Ender sat in silence, regarding him calmly.

"Now you can answer."

"I have no idea what you're talking about," said Ender.

Whereupon Morgan let fly with such a string of obscenities and vulgarities that it sounded like he had collected the favorite sayings of the entire fleet. If he had been red-faced before, he was purple now. And through it all, Ender struggled to figure out what it was about a play reading that had the man so insanely angry.

When Morgan paused for breath, leaning — no, slumping — on the desk, Ender rose to his feet. "I think you had better prepare the charges for my court martial, Admiral Morgan."

"Court martial! I'm not going to court-martial you, boy! I don't have to! I can have you put in stasis for the duration of the voyage on the authority of my signature alone!"

"Not a person of admiralty rank, I'm afraid," said Ender. "And it seems that formal charges in a court martial are the only way I'm going to get a coherent statement from you about what I have supposedly done to offend your dignity and cause such alarm."

"Oh, you want a formal statement? How about this: Hijacking all ansible communications for three hours so that we are effectively cut off from the rest of the known universe, how about that? Three hours means more than two days back in real time — for all I know there's been a revolution, or my orders have changed, or any number of things might be happening and I can't even send a message to inquire!"

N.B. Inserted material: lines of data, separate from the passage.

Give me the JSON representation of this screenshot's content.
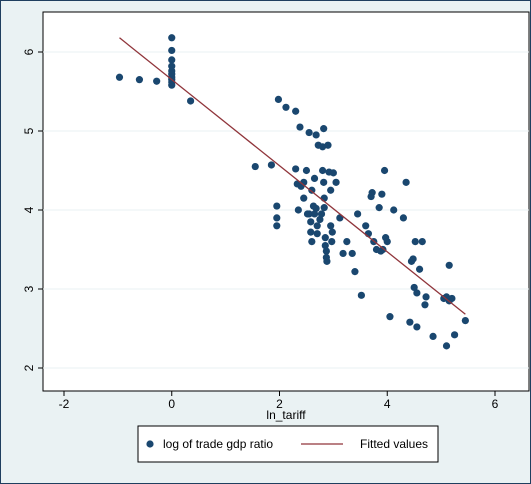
{
  "chart_data": {
    "type": "scatter",
    "xlabel": "ln_tariff",
    "ylabel": "",
    "xlim": [
      -2,
      6
    ],
    "ylim": [
      2,
      6
    ],
    "xticks": [
      -2,
      0,
      2,
      4,
      6
    ],
    "yticks": [
      2,
      3,
      4,
      5,
      6
    ],
    "grid": true,
    "legend_position": "bottom",
    "colors": {
      "points": "#1a476f",
      "fit": "#90353b",
      "background": "#eaf2f3",
      "plot": "#ffffff"
    },
    "series": [
      {
        "name": "log of trade gdp ratio",
        "kind": "scatter",
        "points": [
          [
            -0.97,
            5.68
          ],
          [
            -0.6,
            5.65
          ],
          [
            -0.28,
            5.63
          ],
          [
            0.35,
            5.38
          ],
          [
            0,
            6.18
          ],
          [
            0,
            6.02
          ],
          [
            0,
            5.9
          ],
          [
            0,
            5.82
          ],
          [
            0,
            5.76
          ],
          [
            0,
            5.72
          ],
          [
            0,
            5.68
          ],
          [
            0,
            5.65
          ],
          [
            0,
            5.62
          ],
          [
            0,
            5.58
          ],
          [
            1.55,
            4.55
          ],
          [
            1.85,
            4.57
          ],
          [
            1.95,
            4.05
          ],
          [
            1.95,
            3.9
          ],
          [
            1.95,
            3.8
          ],
          [
            1.98,
            5.4
          ],
          [
            2.12,
            5.3
          ],
          [
            2.3,
            5.25
          ],
          [
            2.3,
            4.52
          ],
          [
            2.33,
            4.33
          ],
          [
            2.38,
            5.05
          ],
          [
            2.45,
            4.35
          ],
          [
            2.4,
            4.3
          ],
          [
            2.45,
            4.15
          ],
          [
            2.5,
            4.5
          ],
          [
            2.55,
            4.98
          ],
          [
            2.55,
            3.95
          ],
          [
            2.58,
            3.85
          ],
          [
            2.6,
            4.25
          ],
          [
            2.63,
            4.05
          ],
          [
            2.65,
            3.95
          ],
          [
            2.68,
            4.95
          ],
          [
            2.7,
            3.8
          ],
          [
            2.7,
            3.7
          ],
          [
            2.72,
            4.82
          ],
          [
            2.75,
            3.88
          ],
          [
            2.78,
            3.95
          ],
          [
            2.8,
            4.8
          ],
          [
            2.8,
            4.5
          ],
          [
            2.82,
            5.03
          ],
          [
            2.82,
            4.35
          ],
          [
            2.83,
            4.15
          ],
          [
            2.83,
            4.03
          ],
          [
            2.85,
            3.65
          ],
          [
            2.85,
            3.55
          ],
          [
            2.87,
            3.48
          ],
          [
            2.87,
            3.4
          ],
          [
            2.9,
            4.82
          ],
          [
            2.92,
            4.48
          ],
          [
            2.95,
            4.25
          ],
          [
            2.95,
            3.8
          ],
          [
            2.97,
            3.6
          ],
          [
            3.0,
            4.47
          ],
          [
            3.05,
            4.35
          ],
          [
            3.12,
            3.9
          ],
          [
            3.18,
            3.45
          ],
          [
            2.58,
            3.72
          ],
          [
            2.65,
            4.4
          ],
          [
            2.6,
            3.6
          ],
          [
            2.88,
            3.35
          ],
          [
            3.35,
            3.45
          ],
          [
            3.4,
            3.22
          ],
          [
            3.52,
            2.92
          ],
          [
            3.6,
            3.8
          ],
          [
            3.65,
            3.7
          ],
          [
            3.7,
            4.17
          ],
          [
            3.72,
            4.22
          ],
          [
            3.75,
            3.6
          ],
          [
            3.8,
            3.5
          ],
          [
            3.85,
            4.03
          ],
          [
            3.88,
            3.48
          ],
          [
            3.9,
            4.2
          ],
          [
            3.92,
            3.5
          ],
          [
            3.95,
            4.5
          ],
          [
            3.97,
            3.65
          ],
          [
            4.0,
            3.6
          ],
          [
            4.05,
            2.65
          ],
          [
            4.12,
            4.0
          ],
          [
            4.3,
            3.9
          ],
          [
            4.35,
            4.35
          ],
          [
            4.45,
            3.35
          ],
          [
            4.48,
            3.38
          ],
          [
            4.5,
            3.02
          ],
          [
            4.52,
            3.6
          ],
          [
            4.55,
            2.95
          ],
          [
            4.6,
            3.25
          ],
          [
            4.65,
            3.6
          ],
          [
            4.7,
            2.8
          ],
          [
            4.72,
            2.9
          ],
          [
            4.42,
            2.58
          ],
          [
            4.55,
            2.52
          ],
          [
            4.85,
            2.4
          ],
          [
            5.05,
            2.88
          ],
          [
            5.1,
            2.28
          ],
          [
            5.15,
            3.3
          ],
          [
            5.15,
            2.85
          ],
          [
            5.2,
            2.88
          ],
          [
            5.25,
            2.42
          ],
          [
            5.45,
            2.6
          ],
          [
            5.1,
            2.9
          ],
          [
            3.45,
            3.95
          ],
          [
            3.25,
            3.6
          ],
          [
            2.52,
            3.95
          ],
          [
            2.68,
            4.02
          ],
          [
            2.35,
            4.0
          ],
          [
            2.98,
            3.72
          ]
        ]
      },
      {
        "name": "Fitted values",
        "kind": "line",
        "points": [
          [
            -0.97,
            6.18
          ],
          [
            5.45,
            2.68
          ]
        ]
      }
    ]
  }
}
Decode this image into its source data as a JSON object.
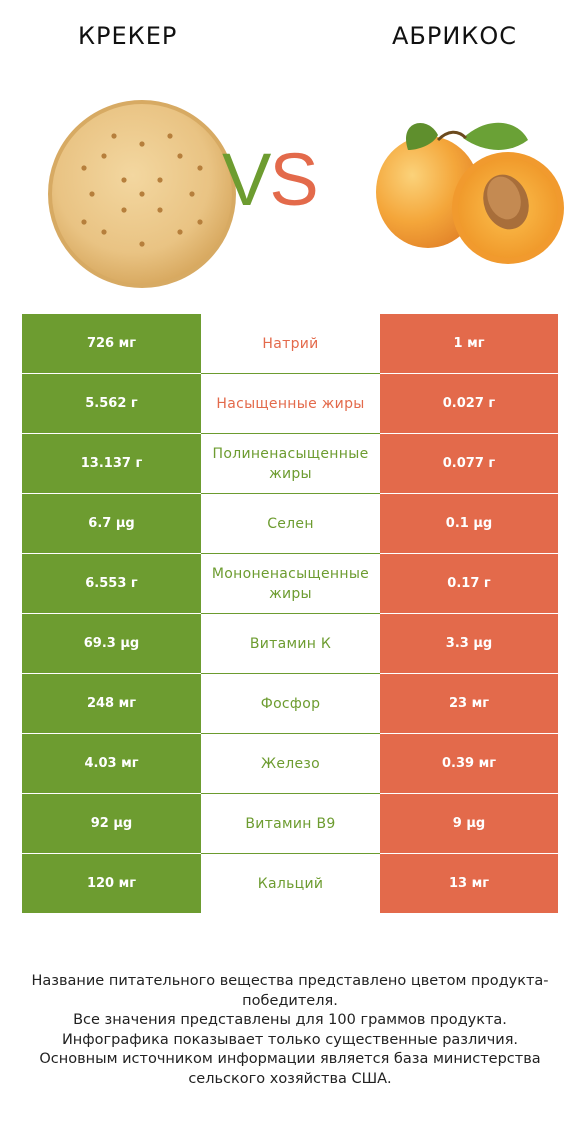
{
  "header": {
    "left_title": "КРЕКЕР",
    "right_title": "АБРИКОС",
    "vs_v": "V",
    "vs_s": "S"
  },
  "colors": {
    "left": "#6d9c30",
    "right": "#e36a4b",
    "white": "#ffffff"
  },
  "rows": [
    {
      "left": "726 мг",
      "name": "Натрий",
      "right": "1 мг",
      "winner": "right"
    },
    {
      "left": "5.562 г",
      "name": "Насыщенные жиры",
      "right": "0.027 г",
      "winner": "right"
    },
    {
      "left": "13.137 г",
      "name": "Полиненасыщенные жиры",
      "right": "0.077 г",
      "winner": "left"
    },
    {
      "left": "6.7 µg",
      "name": "Селен",
      "right": "0.1 µg",
      "winner": "left"
    },
    {
      "left": "6.553 г",
      "name": "Мононенасыщенные жиры",
      "right": "0.17 г",
      "winner": "left"
    },
    {
      "left": "69.3 µg",
      "name": "Витамин К",
      "right": "3.3 µg",
      "winner": "left"
    },
    {
      "left": "248 мг",
      "name": "Фосфор",
      "right": "23 мг",
      "winner": "left"
    },
    {
      "left": "4.03 мг",
      "name": "Железо",
      "right": "0.39 мг",
      "winner": "left"
    },
    {
      "left": "92 µg",
      "name": "Витамин B9",
      "right": "9 µg",
      "winner": "left"
    },
    {
      "left": "120 мг",
      "name": "Кальций",
      "right": "13 мг",
      "winner": "left"
    }
  ],
  "footer": [
    "Название питательного вещества представлено цветом продукта-победителя.",
    "Все значения представлены для 100 граммов продукта.",
    "Инфографика показывает только существенные различия.",
    "Основным источником информации является база министерства сельского хозяйства США."
  ]
}
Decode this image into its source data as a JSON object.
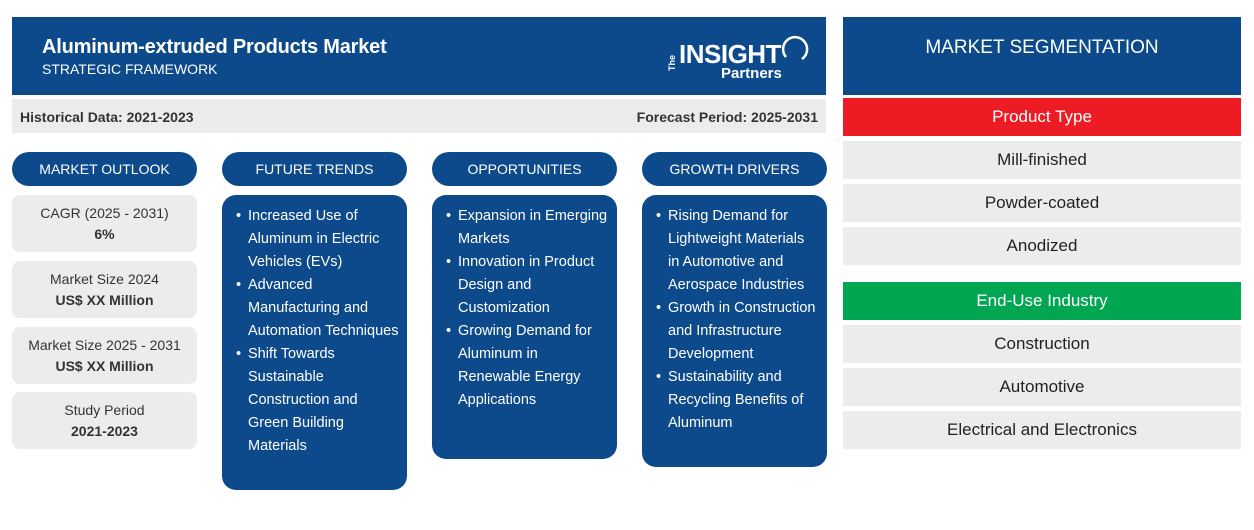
{
  "header": {
    "title": "Aluminum-extruded Products Market",
    "subtitle": "STRATEGIC FRAMEWORK",
    "logo": {
      "the": "The",
      "insight": "INSIGHT",
      "partners": "Partners"
    }
  },
  "periods": {
    "historical": "Historical Data: 2021-2023",
    "forecast": "Forecast Period: 2025-2031"
  },
  "columns": {
    "market_outlook": "MARKET OUTLOOK",
    "future_trends": "FUTURE TRENDS",
    "opportunities": "OPPORTUNITIES",
    "growth_drivers": "GROWTH DRIVERS"
  },
  "stats": [
    {
      "label": "CAGR (2025 - 2031)",
      "value": "6%"
    },
    {
      "label": "Market Size 2024",
      "value": "US$ XX Million"
    },
    {
      "label": "Market Size 2025 - 2031",
      "value": "US$ XX Million"
    },
    {
      "label": "Study Period",
      "value": "2021-2023"
    }
  ],
  "future_trends": [
    "Increased Use of Aluminum in Electric Vehicles (EVs)",
    "Advanced Manufacturing and Automation Techniques",
    "Shift Towards Sustainable Construction and Green Building Materials"
  ],
  "opportunities": [
    "Expansion in Emerging Markets",
    "Innovation in Product Design and Customization",
    "Growing Demand for Aluminum in Renewable Energy Applications"
  ],
  "growth_drivers": [
    "Rising Demand for Lightweight Materials in Automotive and Aerospace Industries",
    "Growth in Construction and Infrastructure Development",
    "Sustainability and Recycling Benefits of Aluminum"
  ],
  "segmentation": {
    "title": "MARKET SEGMENTATION",
    "product_type": {
      "label": "Product Type",
      "color": "#ed1c24",
      "items": [
        "Mill-finished",
        "Powder-coated",
        "Anodized"
      ]
    },
    "end_use": {
      "label": "End-Use Industry",
      "color": "#00a651",
      "items": [
        "Construction",
        "Automotive",
        "Electrical and Electronics"
      ]
    }
  },
  "colors": {
    "brand_blue": "#0d4a8c",
    "light_gray": "#ececec"
  }
}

"That's a problem, certainly," said Ender. "But why would you think I have anything to do with it?"

"Because it's got your name all over it," said Morgan. "The message is addressed to you. And it's still coming in, coopting our entire ansible bandwidth."

"Doesn't it occur to you," said Ender gently, "that the message is to me, not from me?"

" From Wiggin, to Wiggin, eyes only, so deeply encrypted that none of the shipboard computers can crack it."

"You tried to crack a secure communication addressed to a ranking officer, without first asking the permission of that officer?"

"It's a subversive communication, boy, that's why I tried to crack it!"

"You know it's subversive because you can't crack it, and you tried to crack it because you know it's subversive," said Ender. He kept his voice soft and cheerful. Not because he knew that it would drive Morgan crazy that Ender remained unflappable — that was just a bonus. He simply assumed that the entire exchange was being recorded to be used as evidence later, and Ender was not going to say a word or reveal an emotion that would not redound to his credit in some later court proceeding. So Morgan could be as abusive as he pleased — Ender was not going to make a single statement that could be excerpted and used to make him look subversive or angry.